FBI rule #1 was don’t embarrass the Bureau—which his two, make that three—failed attempts to nab the Phantom had done.
Since he’d arrived he’d learned that agents hard searched Cindy Marchand’s home and found nothing. She’d disappeared—along with Willy and any evidence that a kidnapping or a jewel theft had ever occurred. They were still waiting for lab reports on fingerprints and fibers, but Lucas didn’t hold out much hope. The Phantom was a canny specter. He was already three steps ahead of them.
“What’s with the woman?” Regan asked.
“The surveillance was stagnating. I was planning to take the brooch to several jewelers to have it appraised and get a buzz going about it. The Phantom nabbed her kid and forced her to exchange the brooch for her daughter. I agreed.”
“By who’s authority did you do this?”
“Mine.”
The silence was long and heavy under Regan’s piercing gaze.

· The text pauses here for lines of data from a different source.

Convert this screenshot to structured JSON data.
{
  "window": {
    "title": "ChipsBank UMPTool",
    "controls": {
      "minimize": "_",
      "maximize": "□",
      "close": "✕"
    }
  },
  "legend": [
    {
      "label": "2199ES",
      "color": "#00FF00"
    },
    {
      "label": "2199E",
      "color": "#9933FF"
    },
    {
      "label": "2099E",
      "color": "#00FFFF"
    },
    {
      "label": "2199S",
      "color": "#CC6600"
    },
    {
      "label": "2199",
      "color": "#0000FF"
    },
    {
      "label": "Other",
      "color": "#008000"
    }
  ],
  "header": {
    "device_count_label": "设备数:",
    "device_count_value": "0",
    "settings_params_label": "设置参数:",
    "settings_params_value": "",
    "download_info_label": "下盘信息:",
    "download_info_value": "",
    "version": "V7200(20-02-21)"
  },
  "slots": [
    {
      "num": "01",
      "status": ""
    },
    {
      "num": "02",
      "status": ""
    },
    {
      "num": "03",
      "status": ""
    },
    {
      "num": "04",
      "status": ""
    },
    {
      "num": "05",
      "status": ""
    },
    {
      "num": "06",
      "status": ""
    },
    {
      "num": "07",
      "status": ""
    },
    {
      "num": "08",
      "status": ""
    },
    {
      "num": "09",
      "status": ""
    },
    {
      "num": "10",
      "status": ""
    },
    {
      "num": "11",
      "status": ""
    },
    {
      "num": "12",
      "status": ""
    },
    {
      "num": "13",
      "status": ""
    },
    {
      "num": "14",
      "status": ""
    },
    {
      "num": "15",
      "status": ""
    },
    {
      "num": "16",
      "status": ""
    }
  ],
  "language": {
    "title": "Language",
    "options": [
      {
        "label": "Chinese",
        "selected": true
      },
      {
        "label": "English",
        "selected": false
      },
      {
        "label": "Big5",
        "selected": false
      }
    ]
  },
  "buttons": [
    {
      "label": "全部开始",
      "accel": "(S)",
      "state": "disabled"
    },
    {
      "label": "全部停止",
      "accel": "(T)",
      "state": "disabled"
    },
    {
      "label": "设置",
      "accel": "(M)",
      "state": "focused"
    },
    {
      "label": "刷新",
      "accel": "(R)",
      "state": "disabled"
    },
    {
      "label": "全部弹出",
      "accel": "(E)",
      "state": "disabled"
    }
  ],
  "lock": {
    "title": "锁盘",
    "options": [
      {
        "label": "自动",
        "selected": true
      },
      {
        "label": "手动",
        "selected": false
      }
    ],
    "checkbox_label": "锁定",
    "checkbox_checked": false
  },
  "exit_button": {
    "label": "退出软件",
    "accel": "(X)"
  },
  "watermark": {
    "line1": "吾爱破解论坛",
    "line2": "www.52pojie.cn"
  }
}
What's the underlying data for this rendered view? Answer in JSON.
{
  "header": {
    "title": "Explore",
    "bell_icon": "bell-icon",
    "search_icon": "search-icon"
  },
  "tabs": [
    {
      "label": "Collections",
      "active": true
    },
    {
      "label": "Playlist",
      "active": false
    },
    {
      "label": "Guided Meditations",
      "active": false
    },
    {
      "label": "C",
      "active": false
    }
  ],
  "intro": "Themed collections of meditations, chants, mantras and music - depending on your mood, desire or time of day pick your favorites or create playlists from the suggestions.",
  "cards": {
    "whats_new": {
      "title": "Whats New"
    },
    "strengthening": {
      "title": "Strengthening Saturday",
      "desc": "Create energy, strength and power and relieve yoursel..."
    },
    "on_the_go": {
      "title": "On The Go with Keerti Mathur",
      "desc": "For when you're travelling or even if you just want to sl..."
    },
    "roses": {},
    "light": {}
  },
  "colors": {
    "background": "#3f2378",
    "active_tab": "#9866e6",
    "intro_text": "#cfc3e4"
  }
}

“It’s agents like you that give the FBI a bad name. What the hell did you think you were doing?”
“My job.”
Regan halted, and spun around. His jowls quivered. “Your job is to follow orders, which for some reason, you seem to think you are immune to doing.”
Regan wanted an excuse, any excuse, to jump on Lucas. Defending his position would be useless, a sign of weakness. Regs didn’t understand instinct. Lucas said nothing.
“If it were up to me, I’d have your badge before the day’s out.”
Lucas clenched his jaw, kept his temper in check, forced his body to appear relaxed.